Various machined features on this 8-foot-long titanium part have to locate with respect to holes and/or complex surfaces in opposing faces of the part. With reference features located on the undersides and beneath the projecting features, certain datums are not accessible to the spindle in the same setup in which the features are machined.
Historically, machining this part has taken eight setups. All eight were risky, because the value of the part falls within the hundreds of thousands of dollars. The steps for machining the part included various inspections of the partially machined work on a CMM to locate datums. Various refixturings on customized hard tooling then let the part locate accurately with respect to different datums for different operations.
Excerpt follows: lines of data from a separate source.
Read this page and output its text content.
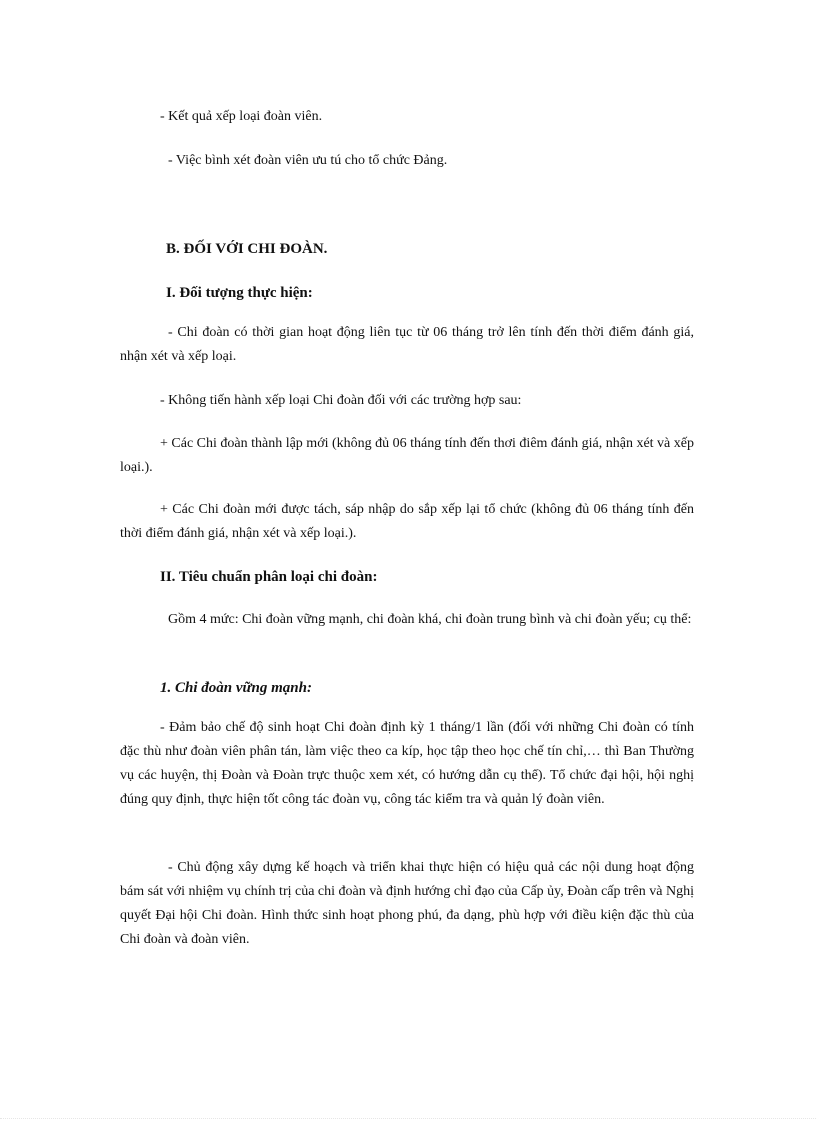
- Kết quả xếp loại đoàn viên.

- Việc bình xét đoàn viên ưu tú cho tổ chức Đảng.

B. ĐỐI VỚI CHI ĐOÀN.
I. Đối tượng thực hiện:

- Chi đoàn có thời gian hoạt động liên tục từ 06 tháng trở lên tính đến thời điểm đánh giá, nhận xét và xếp loại.

- Không tiến hành xếp loại Chi đoàn đối với các trường hợp sau:

+ Các Chi đoàn thành lập mới (không đủ 06 tháng tính đến thơi điêm đánh giá, nhận xét và xếp loại.).

+ Các Chi đoàn mới được tách, sáp nhập do sắp xếp lại tổ chức (không đủ 06 tháng tính đến thời điểm đánh giá, nhận xét và xếp loại.).

II. Tiêu chuẩn phân loại chi đoàn:

Gồm 4 mức: Chi đoàn vững mạnh, chi đoàn khá, chi đoàn trung bình và chi đoàn yếu; cụ thể:

1. Chi đoàn vững mạnh:

- Đảm bảo chế độ sinh hoạt Chi đoàn định kỳ 1 tháng/1 lần (đối với những Chi đoàn có tính đặc thù như đoàn viên phân tán, làm việc theo ca kíp, học tập theo học chế tín chỉ,… thì Ban Thường vụ các huyện, thị Đoàn và Đoàn trực thuộc xem xét, có hướng dẫn cụ thể). Tổ chức đại hội, hội nghị đúng quy định, thực hiện tốt công tác đoàn vụ, công tác kiểm tra và quản lý đoàn viên.

- Chủ động xây dựng kế hoạch và triển khai thực hiện có hiệu quả các nội dung hoạt động bám sát với nhiệm vụ chính trị của chi đoàn và định hướng chỉ đạo của Cấp ủy, Đoàn cấp trên và Nghị quyết Đại hội Chi đoàn. Hình thức sinh hoạt phong phú, đa dạng, phù hợp với điều kiện đặc thù của Chi đoàn và đoàn viên.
The customer for this machining was the GKN Aerospace Chem-tronics Thermal Joining Center in Kent, Washington—the facility where the weldment is welded. This facility not only houses an electron beam welder large enough to accommodate some of the biggest military aircraft parts, but now it also hosts a complementary piece of equipment—a five-axis bridge-type CNC machining center from SNK (Elk Grove Village, Illinois) that allows the facility to perform the previously outsourced machining. Joining this machine is five-axis machining software that lets the bridge mill machine the complex part in just two setups.
Steering The Program
As its name implies, the aft boom weldment locates at the tail of the plane. A bore through the part supports the horizontal stabilizer—the small pair of wings at the tail. The movement of hinged panels on the horizontal stabilizer (the elevators) creates a seemingly small change in the shape of the aircraft that exerts control over the ascent or descent of the plane. This effect provides a serviceable metaphor for the five-axis software, which compensates for position uncertainty to “steer” the NC program in the direction of the part.
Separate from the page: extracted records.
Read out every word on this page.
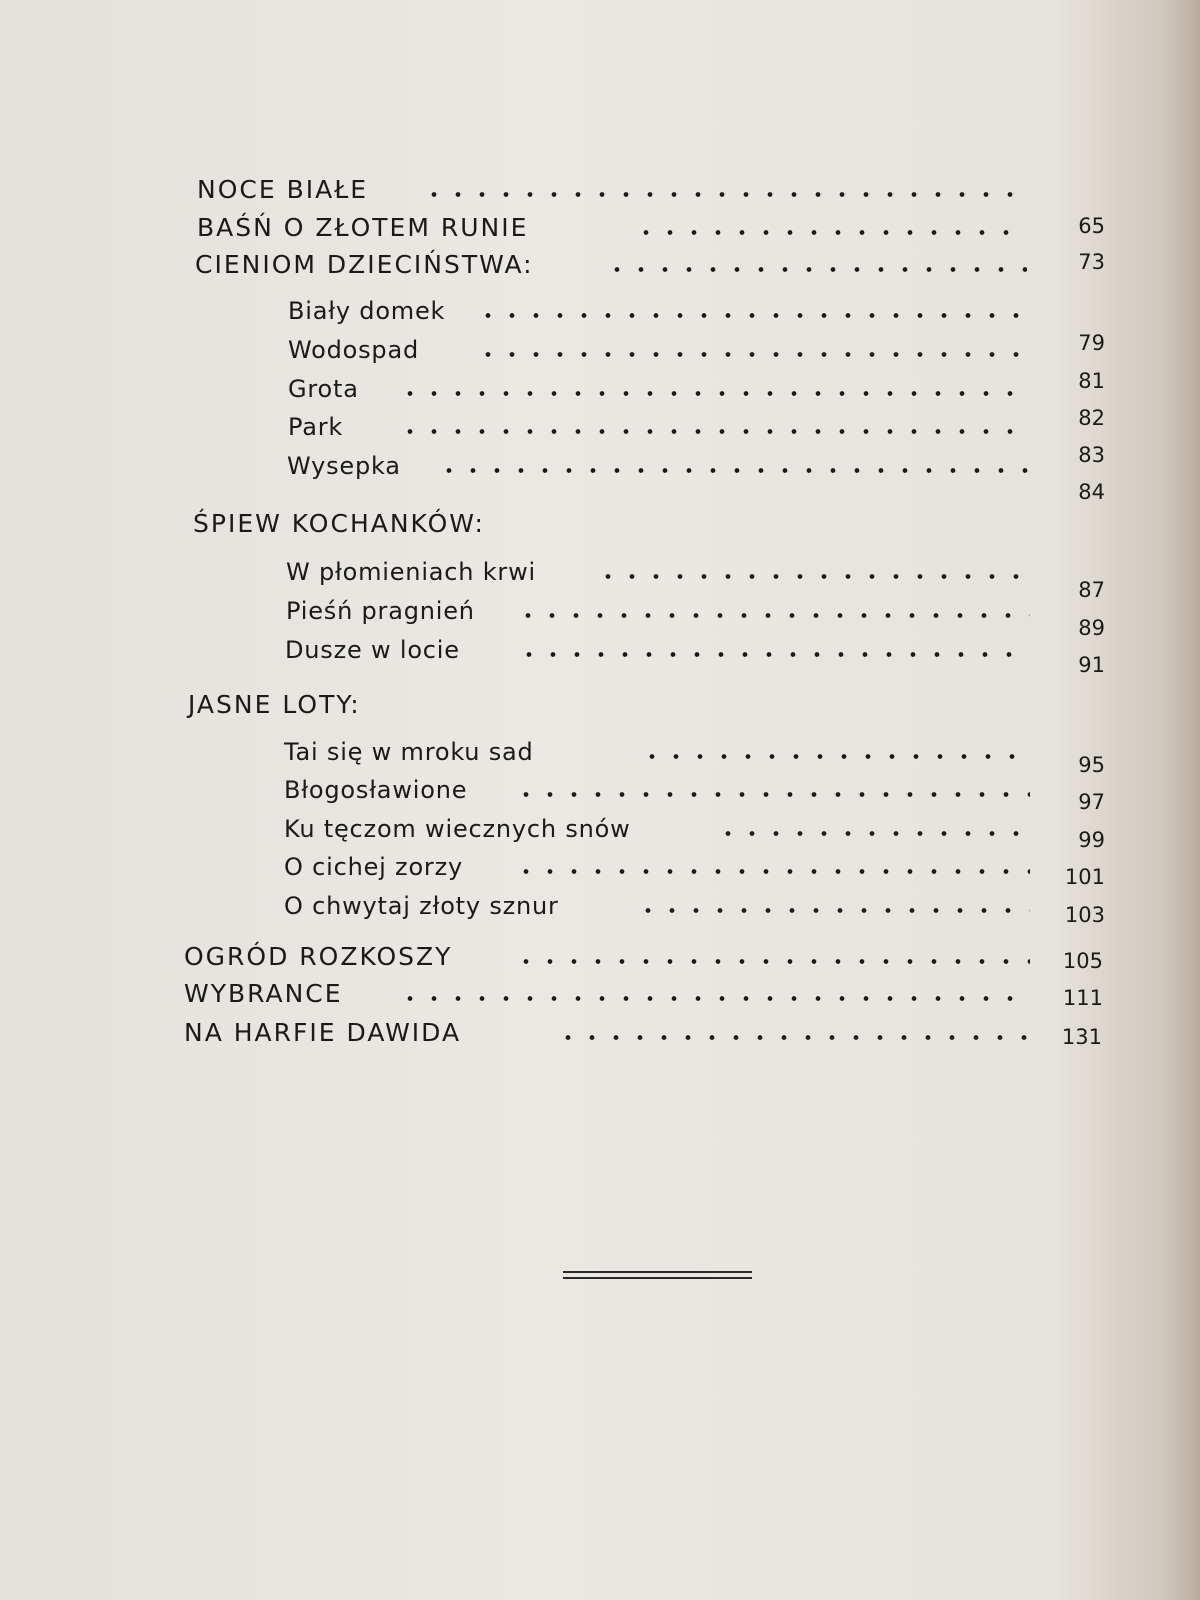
NOCE BIAŁE
BAŚŃ O ZŁOTEM RUNIE
CIENIOM DZIECIŃSTWA:
Biały domek
Wodospad
Grota
Park
Wysepka
ŚPIEW KOCHANKÓW:
W płomieniach krwi
Pieśń pragnień
Dusze w locie
JASNE LOTY:
Tai się w mroku sad
Błogosławione
Ku tęczom wiecznych snów
O cichej zorzy
O chwytaj złoty sznur
OGRÓD ROZKOSZY
WYBRANCE
NA HARFIE DAWIDA
65
73
79
81
82
83
84
87
89
91
95
97
99
101
103
105
111
131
Close The software, “NC Transformer Plus” from Numerical Control Software Solutions (Redding, California), could be thought of as a custom fixture for the program instead of the part. It uses data from the machine tool probe to compare the actual positions of reference features of the part to their expected positions. The software then compensates not only for X-Y-Z variations in the location of the part, but also for angular variations. It does this by quickly and thoroughly rewriting the posted NC file so that the program’s tool paths are matched to where the part happens to sit. The coordinate system doesn’t change. Instead, thanks to the software, the program shifts within this fixed coordinate system, with the software changing the axes and coordinates of every interpolated tool path accordingly. The software can even perform this function multiple times in the same setup, with one NC file producing a feature that is inspected and used as a datum for a subsequent NC file.
As a result of the use of this software, there is no need for custom fixturing to hold the part in a precise location and orientation. The machine uses its probe to find where the part sits, and the software ensures that even a complex program with contoured five-axis moves will match the part’s position.
How well the software does its transformations is directly determined by the accuracy of the probe measurements. The GKN facility uses the MP700E probe from Renishaw (Hoffman Estates, Illinois), a probe that improves accuracy by employing strain gage technology to detect triggers instead of using moving parts. The accuracy of probing measurements is particularly important in this application, because some probed features already have a layer of uncertainty. Part of the ingenuity of the process, and part of what allows the weldment to be machined in two setups, is that unreachable datums of the part are referenced to datum spheres that are added in accessible places. Both features are measured on a CMM before machining. The probe therefore does not measure the critical features themselves, but instead measures the spheres that refer to them.
Speed And Quality
The NC Transformer software was developed and proven in the course of developing the aft boom weldment machining process. Initially, watching the software begin to work in this application was scary to those involved. Although custom fixturing may be cumbersome and demanding, a process that involves setting up the part more casually, along with rewriting posted lines of code, can seem as though it doesn’t have enough reassuring “hardness” in it.
However, the process works. It delivers the aft boom part faster and more reliably than the previous process could. And because the process does not rely on any hard tooling, it can be applied to other large and complex five-axis parts in the shop. In fact, now that the facility can perform five-axis machining to a level of effectiveness and quality that rivals that of many machining houses, the Thermal Joining Center has already applied the process to other machining jobs that it previously would have outsourced.